You can confirm the entries by looking at the Sales and SalesByProduct containers in the MaterializedViewDB in Data Explorer in the Azure portal for this Azure Cosmos DB for NoSQL account.
In this part, you will look at a query meant for the Product partitioned container and how it runs in the two different containers. This is the query that will be used:
SELECT c.Product, SUM(c.Qty) as NumberSold FROM c WHERE c.Product = "Widget" GROUP BY c.Product
Let's test an in-partition query versus a fan-out query. Because this example is at such a small scale, the impact here is minimal. But there is a slight difference in performance we can see in the Query Stats we'll look at here.
-
Open the Azure Cosmos DB for NoSQL account in the Azure portal.
-
From the lefthand navigation, select Data Explorer.
-
In the NOSQL API navigation, expand the MaterializedViewDB database and the Sales container.
-
Select the ellipsis at the end of Items, then select New SQL Query.
-
In the query window, enter the following query:
SELECT c.Product, SUM(c.Qty) as NumberSold FROM c WHERE c.Product = "Widget" GROUP BY c.Product
-
Select Execute Query.
Look at the values under Query Stats. For this demo, pay close attention to the Index lookup time. In this example, the query was run over 50 documents in the Sales container. The index lookup time came back at 0.17 ms
-
In the NOSQL API Navigation, in the MaterializedViewDB database, expand the SalesByProduct container.
-
Select the ellipsis at the end of Items, then select New SQL Query.
-
In the query window, enter the following query:
SELECT c.Product, SUM(c.Qty) as NumberSold FROM c WHERE c.Product = "Widget" GROUP BY c.Product
-
Select Execute Query.
Make note of the values under Query Stats. These are the stats for the query when the partition key is in the WHERE clause.

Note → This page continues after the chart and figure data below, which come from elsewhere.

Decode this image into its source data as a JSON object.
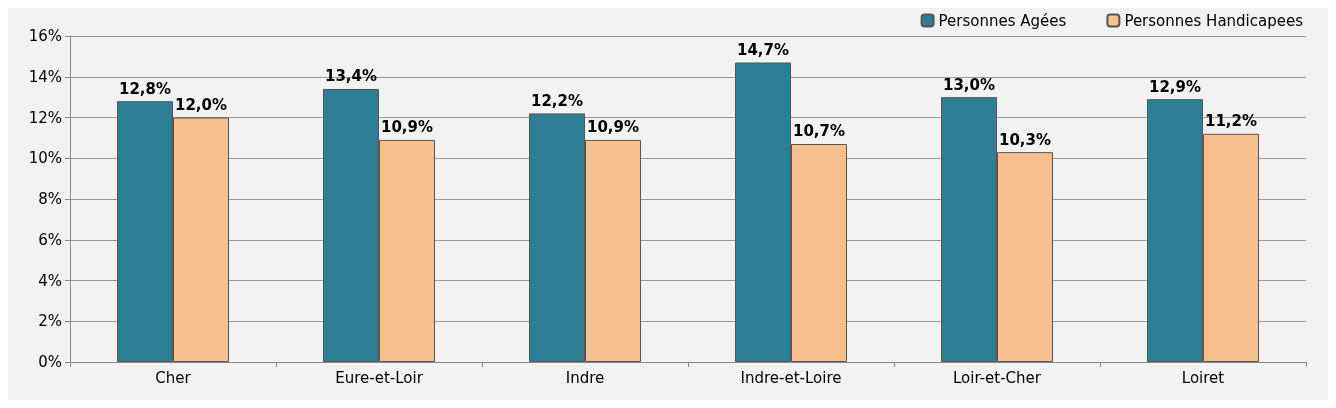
{
  "chart_data": {
    "type": "bar",
    "categories": [
      "Cher",
      "Eure-et-Loir",
      "Indre",
      "Indre-et-Loire",
      "Loir-et-Cher",
      "Loiret"
    ],
    "series": [
      {
        "name": "Personnes Agées",
        "color": "#2e7f96",
        "values": [
          12.8,
          13.4,
          12.2,
          14.7,
          13.0,
          12.9
        ],
        "value_labels": [
          "12,8%",
          "13,4%",
          "12,2%",
          "14,7%",
          "13,0%",
          "12,9%"
        ]
      },
      {
        "name": "Personnes Handicapees",
        "color": "#f9c08f",
        "values": [
          12.0,
          10.9,
          10.9,
          10.7,
          10.3,
          11.2
        ],
        "value_labels": [
          "12,0%",
          "10,9%",
          "10,9%",
          "10,7%",
          "10,3%",
          "11,2%"
        ]
      }
    ],
    "ylim": [
      0,
      16
    ],
    "yticks": [
      {
        "value": 0,
        "label": "0%"
      },
      {
        "value": 2,
        "label": "2%"
      },
      {
        "value": 4,
        "label": "4%"
      },
      {
        "value": 6,
        "label": "6%"
      },
      {
        "value": 8,
        "label": "8%"
      },
      {
        "value": 10,
        "label": "10%"
      },
      {
        "value": 12,
        "label": "12%"
      },
      {
        "value": 14,
        "label": "14%"
      },
      {
        "value": 16,
        "label": "16%"
      }
    ],
    "grid": "y",
    "legend": "top right"
  }
}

Look at the values under Query Stats. For this demo, pay close attention to the Index lookup time. In this example, the query was run over the 50 documents only in the SalesByProduct container. The index lookup time came back at 0.08 ms.
When deciding what field to use for the partition key, keep in mind the queries you use and how you filter your data. A materialized view for your query can significantly improve the performance.